In February the filmmaker Martin Lucas spent a day with us in the studio at WGBH and in our very green two-room office in Cambridge. Marty produced a ten-minute film, “Many to Many,” a summary of recent changes in media. It’s obviously a tall order; a lot of ink and film have been dedicated to this very topic in the last two years, but Marty picked the right people to explain it, like Dina Mehta and Neha Viswanathan of Global Voices and, of course, us.
You can see the film here:
Click to watch Martin Lucas’s “Many to Many.”
Also, on sound there on the left is Joshua Levy, who blogs at This is really happening and is responsible for the fascinating Bronx blog project. And you can see a whole set of pictures of Josh and Marty in our studio here.




I was involved in a high-profile start-up a few years back. One day, without notice or explanation, a Canadian film crew showed up at my office and spent time filming me work and asking me random questions. If I hadn’t been so busy and working under tremendous deadline pressure, I would have found the whole thing very unsettling and Kafka-esque. At the time it just seemed to line-up with all the other unpredictable weirdness floating around. Luckily, I wore clean underwear and brushed my teeth. I wonder what happened to this documentary? Probably in my personnel file in some cavernous expanse.
I forget to mention the other odd thing about my experience; besides the Terry Gilliam meets Kafka part. After a few minutes, the crew really did become like wallpaper. People behaved completely natural with all the flaws and beauty they do under *normal* circumstances.
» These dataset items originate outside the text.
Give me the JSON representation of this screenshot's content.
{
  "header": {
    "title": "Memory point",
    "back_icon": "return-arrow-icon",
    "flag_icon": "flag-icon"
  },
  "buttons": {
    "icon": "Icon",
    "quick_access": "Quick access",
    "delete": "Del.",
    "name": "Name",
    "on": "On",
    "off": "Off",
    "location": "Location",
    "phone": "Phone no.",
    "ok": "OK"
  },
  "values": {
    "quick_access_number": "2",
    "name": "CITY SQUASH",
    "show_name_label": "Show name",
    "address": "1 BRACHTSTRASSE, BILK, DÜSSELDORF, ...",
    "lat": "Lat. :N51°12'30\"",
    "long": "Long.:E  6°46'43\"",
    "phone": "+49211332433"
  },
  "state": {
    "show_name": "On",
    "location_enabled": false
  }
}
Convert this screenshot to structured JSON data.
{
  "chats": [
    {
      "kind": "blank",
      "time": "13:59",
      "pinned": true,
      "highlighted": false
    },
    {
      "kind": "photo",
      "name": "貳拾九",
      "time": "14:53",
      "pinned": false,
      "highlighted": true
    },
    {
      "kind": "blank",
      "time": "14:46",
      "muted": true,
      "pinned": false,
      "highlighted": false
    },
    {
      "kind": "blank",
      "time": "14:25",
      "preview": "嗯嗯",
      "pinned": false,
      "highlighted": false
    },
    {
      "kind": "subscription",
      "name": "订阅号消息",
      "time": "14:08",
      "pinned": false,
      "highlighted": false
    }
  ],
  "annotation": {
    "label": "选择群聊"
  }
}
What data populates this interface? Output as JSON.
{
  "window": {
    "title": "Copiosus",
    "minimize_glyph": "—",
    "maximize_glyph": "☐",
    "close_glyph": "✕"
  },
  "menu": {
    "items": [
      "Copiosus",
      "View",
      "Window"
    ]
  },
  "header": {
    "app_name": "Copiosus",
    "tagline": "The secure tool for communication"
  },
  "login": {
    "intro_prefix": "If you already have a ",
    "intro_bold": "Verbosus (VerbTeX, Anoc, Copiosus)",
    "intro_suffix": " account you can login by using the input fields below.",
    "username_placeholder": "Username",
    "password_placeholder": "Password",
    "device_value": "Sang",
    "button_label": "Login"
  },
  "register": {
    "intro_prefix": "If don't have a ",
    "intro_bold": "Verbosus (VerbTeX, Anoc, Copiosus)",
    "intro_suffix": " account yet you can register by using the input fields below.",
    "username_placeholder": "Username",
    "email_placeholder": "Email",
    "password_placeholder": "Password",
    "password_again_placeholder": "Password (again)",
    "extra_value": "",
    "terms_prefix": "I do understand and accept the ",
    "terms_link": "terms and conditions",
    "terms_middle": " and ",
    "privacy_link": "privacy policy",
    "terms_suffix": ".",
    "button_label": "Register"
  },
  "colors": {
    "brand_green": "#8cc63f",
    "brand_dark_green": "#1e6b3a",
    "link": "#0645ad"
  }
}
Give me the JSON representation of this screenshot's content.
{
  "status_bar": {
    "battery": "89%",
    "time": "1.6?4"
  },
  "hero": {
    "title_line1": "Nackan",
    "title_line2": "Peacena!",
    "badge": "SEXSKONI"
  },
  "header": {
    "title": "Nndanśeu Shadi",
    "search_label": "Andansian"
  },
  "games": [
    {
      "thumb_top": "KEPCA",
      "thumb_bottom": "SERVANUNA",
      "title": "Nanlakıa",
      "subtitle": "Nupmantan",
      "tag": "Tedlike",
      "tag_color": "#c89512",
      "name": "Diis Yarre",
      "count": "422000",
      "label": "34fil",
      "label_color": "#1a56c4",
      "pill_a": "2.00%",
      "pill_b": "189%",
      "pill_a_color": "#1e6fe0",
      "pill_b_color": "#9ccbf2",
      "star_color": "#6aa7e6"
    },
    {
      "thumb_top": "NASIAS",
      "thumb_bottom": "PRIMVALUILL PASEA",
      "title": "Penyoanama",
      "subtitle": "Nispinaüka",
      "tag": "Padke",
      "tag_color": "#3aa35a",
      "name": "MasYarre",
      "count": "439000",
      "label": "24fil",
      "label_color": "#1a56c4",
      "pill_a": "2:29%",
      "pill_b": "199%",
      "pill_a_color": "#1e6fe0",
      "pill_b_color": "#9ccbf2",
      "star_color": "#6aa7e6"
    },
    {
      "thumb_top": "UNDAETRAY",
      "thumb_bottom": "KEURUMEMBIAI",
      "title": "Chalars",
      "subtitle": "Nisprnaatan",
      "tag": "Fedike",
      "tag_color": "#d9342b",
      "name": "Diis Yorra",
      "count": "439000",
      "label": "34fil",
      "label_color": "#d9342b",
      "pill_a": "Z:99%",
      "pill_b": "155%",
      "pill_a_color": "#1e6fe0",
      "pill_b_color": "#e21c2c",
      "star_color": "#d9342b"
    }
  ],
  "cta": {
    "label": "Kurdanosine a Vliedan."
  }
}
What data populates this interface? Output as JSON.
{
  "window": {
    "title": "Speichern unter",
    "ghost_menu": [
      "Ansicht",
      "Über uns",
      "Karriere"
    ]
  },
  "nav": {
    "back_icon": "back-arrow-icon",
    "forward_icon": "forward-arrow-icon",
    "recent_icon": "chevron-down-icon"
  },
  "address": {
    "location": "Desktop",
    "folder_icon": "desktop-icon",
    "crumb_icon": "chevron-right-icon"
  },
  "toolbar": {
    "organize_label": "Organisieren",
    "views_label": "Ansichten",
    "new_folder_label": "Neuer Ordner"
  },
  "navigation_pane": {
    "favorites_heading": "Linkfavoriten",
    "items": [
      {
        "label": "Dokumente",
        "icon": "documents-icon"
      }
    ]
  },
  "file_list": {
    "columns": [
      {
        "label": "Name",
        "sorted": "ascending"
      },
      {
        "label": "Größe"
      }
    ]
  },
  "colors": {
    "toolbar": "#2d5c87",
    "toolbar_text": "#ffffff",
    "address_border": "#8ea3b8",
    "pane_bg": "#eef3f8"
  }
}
I’d always wondered how film crews were able to record people behaving so naturally, and sometimes quite poorly, in front of a camera. Well, I now understand. A good crew really does become fairly unobtrusive and leaves plenty of room for normalcy. Strange. Very strange.
Brendan: Thrilled that you got my spelling right!
Martin was so easy to talk to – that I got all animated as usual. When I compare myself to everybody else – who appears to beautifully composed – my own thrashing limbs and blinking eyelids seem a bit overdone. Heh!